We Belong To Each Other - A Love Story
--by miatagano, posted Jun 20, 2019
Yesterday evening, my partner John and I came to see my grandmother at the nursing home where she lives…as we were walking down the hall towards her room, I saw the elder who wears an orange turban ….I don’t know him exactly and he doesn’t speak anymore but I always stop and say hello when I see him; I put my hand out and usually he will look at me, lift his hand up and we shake hands; he has the most gentle spirit and strong presence even though he is ½ foot here on earth and 1 ½ in the spirit world.
I don’t know much about turbans exactly – from the outside it is a very simple thing- fabric wrapped around the head and yet, I know it is so much more, sacred in fact; his is typically always immaculately placed around his head covering his hair; he is the only one in the nursing home of 100+ that wears such a head wrap; I know that there are humans who have been violated in many ways for wearing this wrap…I remember after 9-11 so many taxi drivers, many from the Sikh religion, wore these and were the victims of hate crimes and attacks. It is hard for me not to worry about this elder when I see him with his head covered like this because I don’t want anyone to hurt him…he is so vulnerable really even in a “care home” – I have seen over the years acts that are less than caring here.
Anyway, I also trust his God, his faith, his kind presence will protect him; I know the fabric he wears on his head is a deeply personal part of his being and beliefs. Last evening when I saw him, his wrap and hair were in complete disarray. It looked as if someone had unwrapped the scarf and deliberately put it on him in a way that was mocking and then set him in the middle of the hallway where he was being ignored. I stopped in a sort of shock.
I told John to please go ahead. I didn’t know what I was going to do but I knew this was not right and I couldn’t walk by him. His small weak body hunched over in the wheel chair, eyes vacant, the orange fabric and his silver hair creating a kind of surreal art piece in this place of no care. I crouched down to him to meet his eyes and said, may I help you? His eyes focused then and seemed in my mind to say yes. I was not sure if it was even okay in his belief for a female and non family member to touch him but I felt certain that my good intention would be felt.
I moved his wheel chair to against the wall so we would not be in the middle of the path; I gently took the fabric off his head and pressed it out a bit with my hands. I had no comb so I used my fingers to straighten out his hair and move it off of his face. Then I said, “I don’t know how to do this so we need to work together.” His hand slowly moved up to his forehead shaking and held a piece of the fabric, I put my hand where his was and kept it there while he then moved it towards the rest of the fabric to guide it around his head. His other hand came up as well and our hands seemed to work together. We seemed like one for those moments. We tried and tried but the fabric kept falling off though and so I said, “Uncle! I can look this up on youtube – it will show us how to do it!” But when I found a video and began to watch, I saw that he began to disconnect again. So I put the phone down and said, “We don’t need it. We will find a way.” So we tried again and though it wasn’t perfect, it looked closer to it’s “normal” and a sort of dignity was regained.

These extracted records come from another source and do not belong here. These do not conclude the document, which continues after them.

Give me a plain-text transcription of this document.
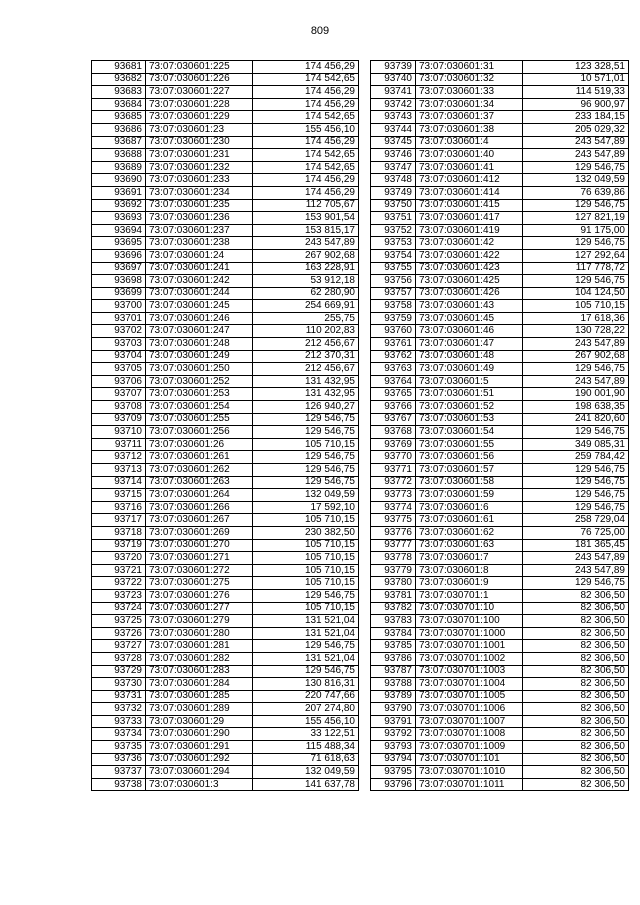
809
93681	73:07:030601:225	174 456,29
93682	73:07:030601:226	174 542,65
93683	73:07:030601:227	174 456,29
93684	73:07:030601:228	174 456,29
93685	73:07:030601:229	174 542,65
93686	73:07:030601:23	155 456,10
93687	73:07:030601:230	174 456,29
93688	73:07:030601:231	174 542,65
93689	73:07:030601:232	174 542,65
93690	73:07:030601:233	174 456,29
93691	73:07:030601:234	174 456,29
93692	73:07:030601:235	112 705,67
93693	73:07:030601:236	153 901,54
93694	73:07:030601:237	153 815,17
93695	73:07:030601:238	243 547,89
93696	73:07:030601:24	267 902,68
93697	73:07:030601:241	163 228,91
93698	73:07:030601:242	53 912,18
93699	73:07:030601:244	62 280,90
93700	73:07:030601:245	254 669,91
93701	73:07:030601:246	255,75
93702	73:07:030601:247	110 202,83
93703	73:07:030601:248	212 456,67
93704	73:07:030601:249	212 370,31
93705	73:07:030601:250	212 456,67
93706	73:07:030601:252	131 432,95
93707	73:07:030601:253	131 432,95
93708	73:07:030601:254	126 940,27
93709	73:07:030601:255	129 546,75
93710	73:07:030601:256	129 546,75
93711	73:07:030601:26	105 710,15
93712	73:07:030601:261	129 546,75
93713	73:07:030601:262	129 546,75
93714	73:07:030601:263	129 546,75
93715	73:07:030601:264	132 049,59
93716	73:07:030601:266	17 592,10
93717	73:07:030601:267	105 710,15
93718	73:07:030601:269	230 382,50
93719	73:07:030601:270	105 710,15
93720	73:07:030601:271	105 710,15
93721	73:07:030601:272	105 710,15
93722	73:07:030601:275	105 710,15
93723	73:07:030601:276	129 546,75
93724	73:07:030601:277	105 710,15
93725	73:07:030601:279	131 521,04
93726	73:07:030601:280	131 521,04
93727	73:07:030601:281	129 546,75
93728	73:07:030601:282	131 521,04
93729	73:07:030601:283	129 546,75
93730	73:07:030601:284	130 816,31
93731	73:07:030601:285	220 747,66
93732	73:07:030601:289	207 274,80
93733	73:07:030601:29	155 456,10
93734	73:07:030601:290	33 122,51
93735	73:07:030601:291	115 488,34
93736	73:07:030601:292	71 618,63
93737	73:07:030601:294	132 049,59
93738	73:07:030601:3	141 637,78
93739	73:07:030601:31	123 328,51
93740	73:07:030601:32	10 571,01
93741	73:07:030601:33	114 519,33
93742	73:07:030601:34	96 900,97
93743	73:07:030601:37	233 184,15
93744	73:07:030601:38	205 029,32
93745	73:07:030601:4	243 547,89
93746	73:07:030601:40	243 547,89
93747	73:07:030601:41	129 546,75
93748	73:07:030601:412	132 049,59
93749	73:07:030601:414	76 639,86
93750	73:07:030601:415	129 546,75
93751	73:07:030601:417	127 821,19
93752	73:07:030601:419	91 175,00
93753	73:07:030601:42	129 546,75
93754	73:07:030601:422	127 292,64
93755	73:07:030601:423	117 778,72
93756	73:07:030601:425	129 546,75
93757	73:07:030601:426	104 124,50
93758	73:07:030601:43	105 710,15
93759	73:07:030601:45	17 618,36
93760	73:07:030601:46	130 728,22
93761	73:07:030601:47	243 547,89
93762	73:07:030601:48	267 902,68
93763	73:07:030601:49	129 546,75
93764	73:07:030601:5	243 547,89
93765	73:07:030601:51	190 001,90
93766	73:07:030601:52	198 638,35
93767	73:07:030601:53	241 820,60
93768	73:07:030601:54	129 546,75
93769	73:07:030601:55	349 085,31
93770	73:07:030601:56	259 784,42
93771	73:07:030601:57	129 546,75
93772	73:07:030601:58	129 546,75
93773	73:07:030601:59	129 546,75
93774	73:07:030601:6	129 546,75
93775	73:07:030601:61	258 729,04
93776	73:07:030601:62	76 725,00
93777	73:07:030601:63	181 365,45
93778	73:07:030601:7	243 547,89
93779	73:07:030601:8	243 547,89
93780	73:07:030601:9	129 546,75
93781	73:07:030701:1	82 306,50
93782	73:07:030701:10	82 306,50
93783	73:07:030701:100	82 306,50
93784	73:07:030701:1000	82 306,50
93785	73:07:030701:1001	82 306,50
93786	73:07:030701:1002	82 306,50
93787	73:07:030701:1003	82 306,50
93788	73:07:030701:1004	82 306,50
93789	73:07:030701:1005	82 306,50
93790	73:07:030701:1006	82 306,50
93791	73:07:030701:1007	82 306,50
93792	73:07:030701:1008	82 306,50
93793	73:07:030701:1009	82 306,50
93794	73:07:030701:101	82 306,50
93795	73:07:030701:1010	82 306,50
93796	73:07:030701:1011	82 306,50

I left him then to go to my grandmother. She was in bed with the covers over her face. John was sitting there next to her. She had gotten angry because he had tried to get her out of bed. She likes to go to bed earlier and earlier these days but then ends up getting up in the middle of the night where falls are more worrisome so we try to keep her up later. I sat on her bed and gently pulled the covers down a bit as I put my face close to hers, “Hello!” I said, touching her nose with mine. “I have to go to the bathroom”, she said. “Okay”, I said, “let’s go!” So we did. And, from there began our ritual of play. Later, after various games that activate the mind and heart, we put her back to bed again and we hugged and kissed as we do and I wished her sweet dreams.
On our way out I saw the wife and daughter of the man I had been with earlier. I told them briefly what happened – I said I hoped it was okay and that if they would like to show me how to do it properly I would do my best if I came in to the same scenario. The wife held my hand and blessed me multiple times. She told me that her husband was Punjabi and of the Sikh religion and that his belief was his life…that his hair had never been cut and that he prayed at least twice daily starting every morning by putting his turban on…her sad eyes came more alive as she spoke and a twinkle emerged. She blessed me again and we held hands. Just as with her husband, it felt as if we were one and that time had stopped. It is the same with my grandmother.
As Mother Teresa said, we “belong to each other” and Ram Dass, “we are all just walking each other home.” If only we could really see each other as family and from a place of connectedness, we would not see any border or divide – we would not forget our innate love natures. As a friend ,Pancho, who has walked across California - with only faith in humanity, no money or tent - these past 90 days to the “so called border” and who was treated so kindly by the Punjabi people, at the Sikh temples along his route, who fed and housed him with such love trust and care, said to me – “MiaSan, these experiences of building bridges are so important - we just have to keep coming together, keep loving as we do.” We must be the change we wish to see. May peace prevail on earth.